Les plantes se bornent à pousser dans l'espace, les premiers actes des animaux ont permis les mouvements, puis les déplacements du corps qui ont triomphé de plus en plus de l'espace. Les conduites en rapport avec le temps ont été bien postérieures et bien moins heureuses, car nous nous bornons encore à pousser dans le temps comme des plantes dans l'espace. La mémoire, ce commandement aux absents ne s'applique au passé que fort indirectement et n'a pas de prise sur lui. Ce n'est qu'au moment des conduites expérimentales que l'action humaine a utilisé le passé et encore dans une bien faible mesure. Les actes où interviennent les notions de progrès et de création libre essayent de mordre sur le temps et de rapprocher le futur. Est-ce qu'un jour l'homme ne fera pas dans le temps des progrès analogues à ceux qu'il a faits dans l'espace? L'évolution n'est pas terminée et l'action humaine a été et sera encore une source de merveilles.

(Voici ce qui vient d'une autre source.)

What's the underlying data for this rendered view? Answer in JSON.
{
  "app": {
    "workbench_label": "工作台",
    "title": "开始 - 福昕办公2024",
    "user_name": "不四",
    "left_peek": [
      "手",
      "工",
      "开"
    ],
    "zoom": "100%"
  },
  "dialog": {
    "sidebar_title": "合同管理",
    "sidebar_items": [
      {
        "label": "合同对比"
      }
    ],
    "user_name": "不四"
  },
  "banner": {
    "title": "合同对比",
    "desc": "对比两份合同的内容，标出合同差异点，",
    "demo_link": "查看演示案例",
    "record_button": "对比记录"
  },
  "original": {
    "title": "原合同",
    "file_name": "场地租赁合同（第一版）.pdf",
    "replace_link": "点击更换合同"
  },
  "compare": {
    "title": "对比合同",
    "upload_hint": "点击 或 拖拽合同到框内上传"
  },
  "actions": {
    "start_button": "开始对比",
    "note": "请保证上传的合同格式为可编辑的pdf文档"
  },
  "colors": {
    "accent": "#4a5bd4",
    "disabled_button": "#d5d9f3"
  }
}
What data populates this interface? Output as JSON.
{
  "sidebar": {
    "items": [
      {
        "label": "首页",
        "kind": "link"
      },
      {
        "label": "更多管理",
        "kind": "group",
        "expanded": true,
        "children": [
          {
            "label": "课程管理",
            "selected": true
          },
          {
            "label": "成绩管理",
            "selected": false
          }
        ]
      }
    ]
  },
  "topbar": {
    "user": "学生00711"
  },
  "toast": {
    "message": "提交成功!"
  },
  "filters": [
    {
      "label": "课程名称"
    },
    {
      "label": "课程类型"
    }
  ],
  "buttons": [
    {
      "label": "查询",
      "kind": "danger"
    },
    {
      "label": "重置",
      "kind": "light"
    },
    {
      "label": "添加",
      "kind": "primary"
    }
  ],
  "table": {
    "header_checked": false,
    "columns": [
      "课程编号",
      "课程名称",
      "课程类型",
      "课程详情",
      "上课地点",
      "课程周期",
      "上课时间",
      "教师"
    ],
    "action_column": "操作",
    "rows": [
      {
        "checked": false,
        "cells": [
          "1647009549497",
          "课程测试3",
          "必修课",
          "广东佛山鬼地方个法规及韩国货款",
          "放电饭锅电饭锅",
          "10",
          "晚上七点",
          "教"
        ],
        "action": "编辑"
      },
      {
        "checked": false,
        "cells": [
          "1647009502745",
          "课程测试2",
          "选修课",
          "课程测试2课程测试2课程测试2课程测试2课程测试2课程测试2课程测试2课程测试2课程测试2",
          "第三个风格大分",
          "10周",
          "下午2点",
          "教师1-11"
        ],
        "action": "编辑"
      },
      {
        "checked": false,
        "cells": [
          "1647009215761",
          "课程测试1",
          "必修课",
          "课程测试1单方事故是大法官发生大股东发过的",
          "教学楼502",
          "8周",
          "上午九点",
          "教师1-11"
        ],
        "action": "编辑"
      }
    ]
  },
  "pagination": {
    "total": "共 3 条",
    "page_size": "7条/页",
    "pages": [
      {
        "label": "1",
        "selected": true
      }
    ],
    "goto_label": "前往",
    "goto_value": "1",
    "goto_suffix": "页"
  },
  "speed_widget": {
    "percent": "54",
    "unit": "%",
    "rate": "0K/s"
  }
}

Ces espoirs bien chimériques sans doute, mais consolants pourront peut-être faire pardonner l'aridité de ce long résumé. Excusez-moi d'avoir voulu vous présenter un tableau raccourci des diverses conduites humaines dans leur ordre d'évolution afin de vous donner le sentiment de la hiérarchie des fonctions psychologiques. Cette notion me semblait indispensable pour comprendre les oscillations de l'esprit.